Nem todos praticam judô com o objetivo de conquistar troféus. Embora o sensei Celso Galdino convoque
os atletas que estão em condições de disputar campeonatos, competir é uma escolha pessoal. Alguns lutam
simplesmente para vivenciar a experiência, afinal “Conhecer-se é dominar-se, e dominar-se é triunfar”, um princípio
desse esporte. Para Álvaro XXXXXXXXXX, que começou a fazer aulas com o sensei Celso Galdino aos quatro
anos, a emoção de participar bastava: “Ele fala a língua dos treinos, os nomes dos golpes em japonês. Seu primeiro
campeonato foi em 2019, mas ele não era competitivo, não se preocupava em ser o campeão. Se vencesse, bem,
se não, ok. Um dia me falou que praticava por amor!”, relata XXXXXXXXXX, profissão xxxxxx, pai do judoca. E a
colheita desse amor vem sendo próspera. Aos quase doze anos, na primeira etapa do Estadual, o dedicido faixa-
amarela levou o ouro em sua categoria. Sua dedicação ao esporte vem sendo notada pelos colegas na escola e
também por seguidores que o acompanham no Instagram. Com essa guinada, o discurso de Álvaro hoje é outro: a
competição é o ápice do esporte, a conclusão de todo o treinamento. “Tive que comprar um kimono trançado, pois
agora ele quer representar o estado do Tocantins no Regional de Mato Grosso! Já tem peso, faixa e idade para ir
para o escolar e se vencer, vai participar dos Jets (Jogos Estudantis do Tocantins)”, celebra o pai.

Sorriso de campeão

“Um menino triste” é como Patrícia Costa Silva, pioneira de Palmas, TO, descreve seu filho na infância.
“Coloquei na natação, mas ele vivia isolado, não tinha amigos”. A dona de casa sofria com a perda de um filho e
criava sozinha Gabriel Costa dos Santos, uma criança que brincava sozinha e, revoltada, quebrava os brinquedos.
Aos sete anos, conheceu o judô, onde se sentiu melhor -- e sua vida mudou. “O apelido dele?
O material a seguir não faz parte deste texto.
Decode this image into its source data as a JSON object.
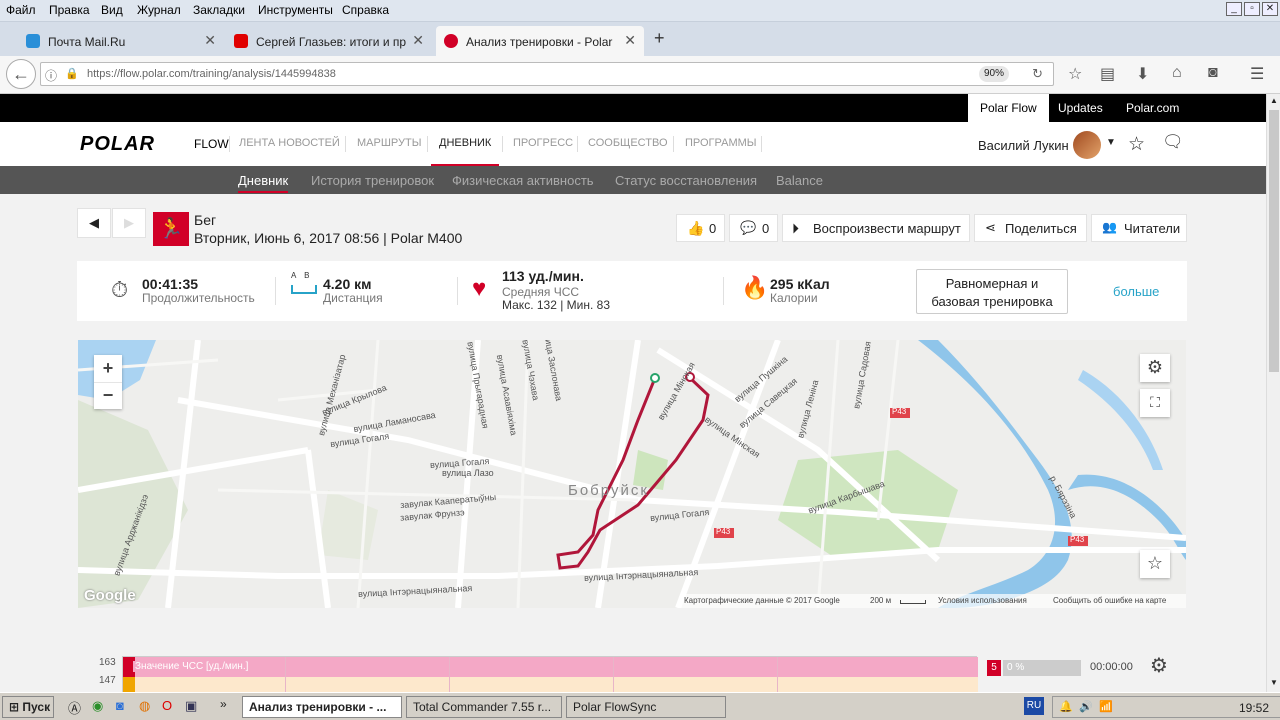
{
  "menubar": {
    "items": [
      "Файл",
      "Правка",
      "Вид",
      "Журнал",
      "Закладки",
      "Инструменты",
      "Справка"
    ]
  },
  "tabs": [
    {
      "title": "Почта Mail.Ru",
      "icon_color": "#2a8fd8"
    },
    {
      "title": "Сергей Глазьев: итоги и пр...",
      "icon_color": "#e00000"
    },
    {
      "title": "Анализ тренировки - Polar F...",
      "icon_color": "#d10027"
    }
  ],
  "nav": {
    "url": "https://flow.polar.com/training/analysis/1445994838",
    "zoom": "90%"
  },
  "topbar": {
    "links": [
      "Polar Flow",
      "Updates",
      "Polar.com"
    ]
  },
  "mainnav": {
    "logo": "POLAR",
    "flow": "FLOW",
    "items": [
      "ЛЕНТА НОВОСТЕЙ",
      "МАРШРУТЫ",
      "ДНЕВНИК",
      "ПРОГРЕСС",
      "СООБЩЕСТВО",
      "ПРОГРАММЫ"
    ],
    "user": "Василий Лукин"
  },
  "subnav": {
    "items": [
      "Дневник",
      "История тренировок",
      "Физическая активность",
      "Статус восстановления",
      "Balance"
    ]
  },
  "training": {
    "sport": "Бег",
    "datetime": "Вторник, Июнь 6, 2017 08:56 | Polar M400",
    "likes": "0",
    "comments": "0",
    "replay": "Воспроизвести маршрут",
    "share": "Поделиться",
    "readers": "Читатели"
  },
  "summary": {
    "duration": "00:41:35",
    "duration_label": "Продолжительность",
    "distance": "4.20 км",
    "distance_label": "Дистанция",
    "distance_ab": "A B",
    "hr": "113 уд./мин.",
    "hr_label": "Средняя ЧСС",
    "hr_minmax": "Макс. 132  |  Мин. 83",
    "calories": "295 кКал",
    "calories_label": "Калории",
    "benefit": "Равномерная и базовая тренировка",
    "more": "больше"
  },
  "map": {
    "city": "Бобруйск",
    "streets": [
      "вулица Крылова",
      "вулица Ламаносава",
      "вулица Гогаля",
      "вулица Лазо",
      "завулак Кааператыўны",
      "завулак Фрунзэ",
      "вулица Інтэрнацыянальная",
      "вулица Пушкіна",
      "вулица Савецкая",
      "вулица Мінская",
      "вулица Леніна",
      "вулица Карбышава",
      "вулица Арджанікідзэ",
      "вулица Механізатар",
      "вулица Прыгарадная",
      "вулица Асаавіяхіма",
      "вулица Чэхава",
      "вулица Заслонава",
      "вулица Садовая"
    ],
    "road_badges": [
      "P43",
      "P43",
      "P43"
    ],
    "river": "р. Бярэзіна",
    "footer": [
      "Картографические данные © 2017 Google",
      "200 м",
      "Условия использования",
      "Сообщить об ошибке на карте"
    ],
    "google": "Google"
  },
  "hrchart": {
    "top_value": "163",
    "second_value": "147",
    "label": "Значение ЧСС [уд./мин.]",
    "zone": "5",
    "zone_pct": "0 %",
    "zone_time": "00:00:00"
  },
  "taskbar": {
    "start": "Пуск",
    "items": [
      "Анализ тренировки - ...",
      "Total Commander 7.55 r...",
      "Polar FlowSync"
    ],
    "lang": "RU",
    "clock": "19:52"
  }
}
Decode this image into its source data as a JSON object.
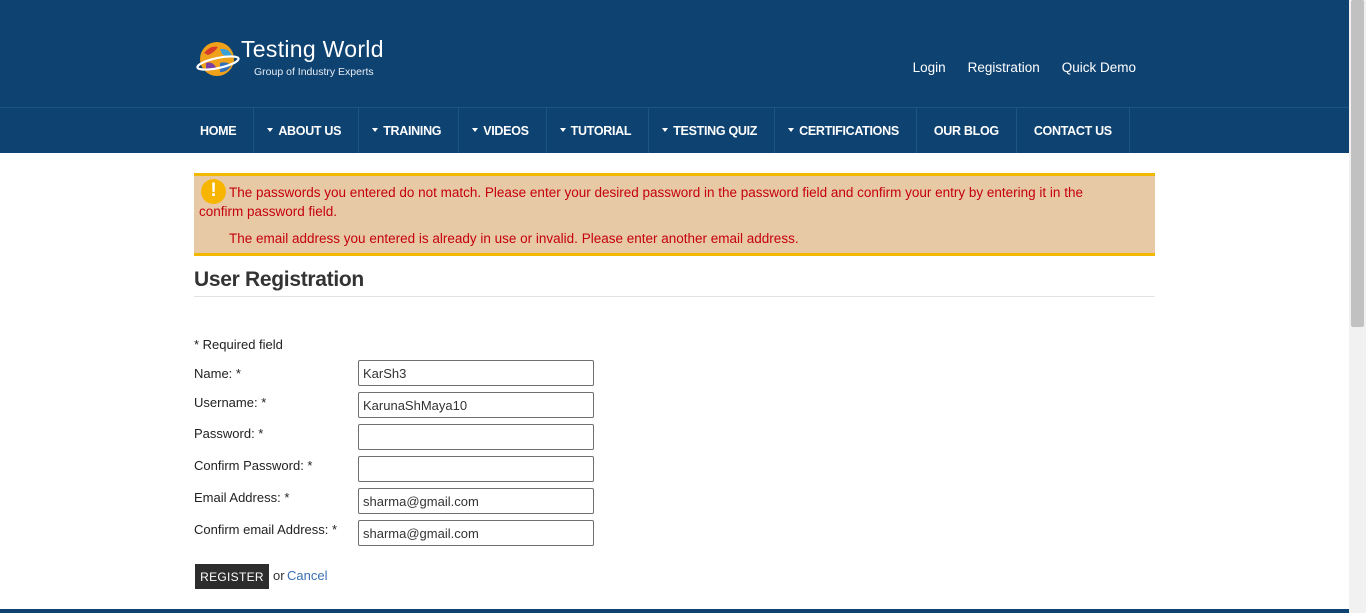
{
  "header": {
    "logo_title": "Testing World",
    "logo_subtitle": "Group of Industry Experts",
    "links": [
      "Login",
      "Registration",
      "Quick Demo"
    ]
  },
  "nav": {
    "items": [
      {
        "label": "HOME",
        "dropdown": false
      },
      {
        "label": "ABOUT US",
        "dropdown": true
      },
      {
        "label": "TRAINING",
        "dropdown": true
      },
      {
        "label": "VIDEOS",
        "dropdown": true
      },
      {
        "label": "TUTORIAL",
        "dropdown": true
      },
      {
        "label": "TESTING QUIZ",
        "dropdown": true
      },
      {
        "label": "CERTIFICATIONS",
        "dropdown": true
      },
      {
        "label": "OUR BLOG",
        "dropdown": false
      },
      {
        "label": "CONTACT US",
        "dropdown": false
      }
    ]
  },
  "errors": {
    "icon": "warning-icon",
    "password_mismatch": "The passwords you entered do not match. Please enter your desired password in the password field and confirm your entry by entering it in the confirm password field.",
    "email_in_use": "The email address you entered is already in use or invalid. Please enter another email address."
  },
  "form": {
    "title": "User Registration",
    "required_note": "* Required field",
    "fields": [
      {
        "label": "Name: *",
        "value": "KarSh3",
        "type": "text"
      },
      {
        "label": "Username: *",
        "value": "KarunaShMaya10",
        "type": "text"
      },
      {
        "label": "Password: *",
        "value": "",
        "type": "password"
      },
      {
        "label": "Confirm Password: *",
        "value": "",
        "type": "password"
      },
      {
        "label": "Email Address: *",
        "value": "sharma@gmail.com",
        "type": "text"
      },
      {
        "label": "Confirm email Address: *",
        "value": "sharma@gmail.com",
        "type": "text"
      }
    ],
    "register_label": "REGISTER",
    "or_text": "or",
    "cancel_label": "Cancel"
  },
  "colors": {
    "header_bg": "#0e4271",
    "error_bg": "#e8c9a6",
    "error_border": "#f3b800",
    "error_text": "#c4000c",
    "button_bg": "#2d2d2d",
    "link": "#3a6fb0"
  }
}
É que depois de
entrar no judô, estava sempre sorrindo. O sensei Celso Galdino foi o pai que ele não teve. Gabriel viajou o Brasil
todo, só não esteve em uma capital, acho, e coleciona mais de 100 medalhas!”, anuncia. Hoje também professor,
faixa-preta, Gabriel conquistou na primeira etapa do Campeonato Estadual deste ano a medalha de ouro e o
primeiro lugar no campeonato. A convivência com sensei e a disciplina que adquiriu foram decisivas para o rapaz,
que hoje tem uma família, uma loja, e pensa em cursar Educação Física.

Do sofá para o dojô

Quando pequeno, Fernando Camargo praticou judô, mas desistiu do esporte para dar atenção a sua
carreira, o que não é uma exceção. Depois de completar o doutorado em História, sentiu que podia dedicar um
tempo para melhorar sua condição física e o empurrão para o primeiro passo para longe do sedentarismo foi a
lembrança que tinha do esporte praticado na infância: “Eu estava entrevado, não conseguia mais me levantar do
sofá! E já gostava do judô, acompanhava o esporte, já tinha praticado, então, voltei”, conclui. Ao vestir o kimono
novamente, seu prognóstico mudou e o acadêmico reescreveu um capítulo em sua vida: “Foi uma transformação
brutal. Conseguiu parar de fumar e comecei a me alimentar melhor. De fora, treinar parece muito mais difícil do que
é. Aprendi a cair (no tatami) e minha coordenação motora melhorou, o que ajudou até na prevenção de acidentes
domésticos. Você pode fazer o judô conforme sua capacidade”, ensina. Aos 46 anos, o renovado professor hoje
está mais para atleta, pois, com mais disposição e consciência corporal, começou até a fazer outros esportes, como
natação e corrida e promete fazer um triatlo no final do ano!